Öte yandan alıntı kelimelerin farklı yazılışlarla metinlere yansıtılmış olmaları hemen ve her yönüyle değerlendirilmeleri için yeterli sayılamaz. Her alıntı, söyleyişte ortaya çıkabilecek değişikliklerle birden ve kısa bir sürede öylece benimsenmiş olarak konuşma dilinde yer bulamaz; ayrıca her alıntının farklı zaman dilimlerinde dile girdiği ve değişikliklerin gerçekleşme süreçlerinin bu yüzden her kelime için ayrı ayrı olduğu göz önünde bulundurulacak olursa, ne belli kelimeler için, ne de belli zaman dilimleri için işleyen belirleyici bir süreçten söz etmenin mümkün olabileceği anlaşılır. Bu yüzyıllar boyunca işleyen ve durmaksızın yenilenen süreçte, önceleri üst sınıfların diline (yeni süreçlerde yaşandığı gibi, yabancı dil bilenlerin aracılığı ile) asıl söylenişleriyle girmiş nice kelime, dar bir alana sıkıştığı için hiçbir değişikliğe uğratılmaksızın donuklaşıp yabansı yanlarıyla öylece kalakalmış, niceleri ise günlük dilin ihtiyaçlarına karşılık olan bir kavramı (bu yalın ve yoğun bir kavram olabilir) yansıtmasına bağlı olarak kısa bir sürede bulduğu geniş kullanım alanı içinde hızlı, ama ayrı ayrı yerlerde birden çok değişikliğe uğratılarak, dilin kendi kaynak kelimeleri yanına yerleşivermiştir.

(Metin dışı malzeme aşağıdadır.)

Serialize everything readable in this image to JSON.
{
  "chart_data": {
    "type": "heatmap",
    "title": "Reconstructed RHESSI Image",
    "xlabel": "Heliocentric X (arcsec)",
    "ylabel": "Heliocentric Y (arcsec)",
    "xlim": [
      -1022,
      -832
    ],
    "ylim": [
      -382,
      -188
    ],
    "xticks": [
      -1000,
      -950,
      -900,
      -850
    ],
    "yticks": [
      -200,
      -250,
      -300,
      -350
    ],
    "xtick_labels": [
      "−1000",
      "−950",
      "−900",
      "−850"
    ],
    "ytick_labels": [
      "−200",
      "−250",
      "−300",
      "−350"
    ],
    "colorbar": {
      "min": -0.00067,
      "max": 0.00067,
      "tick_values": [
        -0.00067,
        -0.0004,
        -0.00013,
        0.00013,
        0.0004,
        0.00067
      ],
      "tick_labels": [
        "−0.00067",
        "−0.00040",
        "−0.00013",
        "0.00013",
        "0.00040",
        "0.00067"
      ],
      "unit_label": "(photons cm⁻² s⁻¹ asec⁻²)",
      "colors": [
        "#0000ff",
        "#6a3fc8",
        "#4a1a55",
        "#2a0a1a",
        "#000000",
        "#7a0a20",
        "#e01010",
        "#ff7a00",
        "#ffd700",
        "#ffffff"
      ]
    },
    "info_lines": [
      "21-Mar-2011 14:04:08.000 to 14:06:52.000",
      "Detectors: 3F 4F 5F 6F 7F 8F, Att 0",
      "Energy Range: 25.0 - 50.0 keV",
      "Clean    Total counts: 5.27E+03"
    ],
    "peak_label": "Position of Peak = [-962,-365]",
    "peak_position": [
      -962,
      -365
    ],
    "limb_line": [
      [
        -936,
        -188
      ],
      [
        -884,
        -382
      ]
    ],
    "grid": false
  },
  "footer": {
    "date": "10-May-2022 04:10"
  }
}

Her iki durum açısından da önemli olan, yine de kullanılan yazı türünün ve ortak kabule dayanan yazım sisteminin konuşma dilinin değişimlerini yansıtabilme araçlarına ne derecede sahip bulunduğudur. Kullanılan abece yeterli değilse, başka malzeme ve araçlar da bulunmuyorsa, özellikle dönemler içinde farklılaşmış olması çok doğal olan fonolojik değerlerin belirlenmesinde büyük güçlükler, hattâ imkânsızlıklarla karşı karşıya kalınmış olacaktır.
Bütün bu sebeplerle Türkiye Türkçesinin bütün dönemleri için geçerli olmak üzere, ses yapısında uzun ünlü de bulunan bütün alıntı kelimelerin ünlüler bakımından fonolojik durumunu değerlendirmek yerine, halklılaşarak dilde geniş kullanım alanı kazanmış ve bu yüzden de uğratıldığı değişimin yazımına yansıdığı kelimeleri ele almak; ayrıca, zamanın konuşma dilini tanıtan çeviri yazılı metinlerin verdiği malzemeyi de kullanarak, daha sınırlı bir değerlendirme çerçevesi içinde kalmanın uygun olacağını düşünmekteyiz.
Böyle bir yaklaşım, tarihli metinlere dayanılarak, 14. yüzyıldan itibaren Arapça ve Farsça asıllı kelimelerin konuşma dilindeki değişim süreçleriyle ilgili değerlendirmeler yapmamıza imkân verir. Belki az sayıda kelime üzerinde, ama yazılış farklarını yanlış sanmadan, bunları fonolojik değerde sayarak yapılacak ciddî çalışmalar, değişen söyleyişi yazıya yansıtılmamış başka kelimeler üzerinde – bir ölçüde de olsa- sonuç çıkarmamıza da yarayabilir.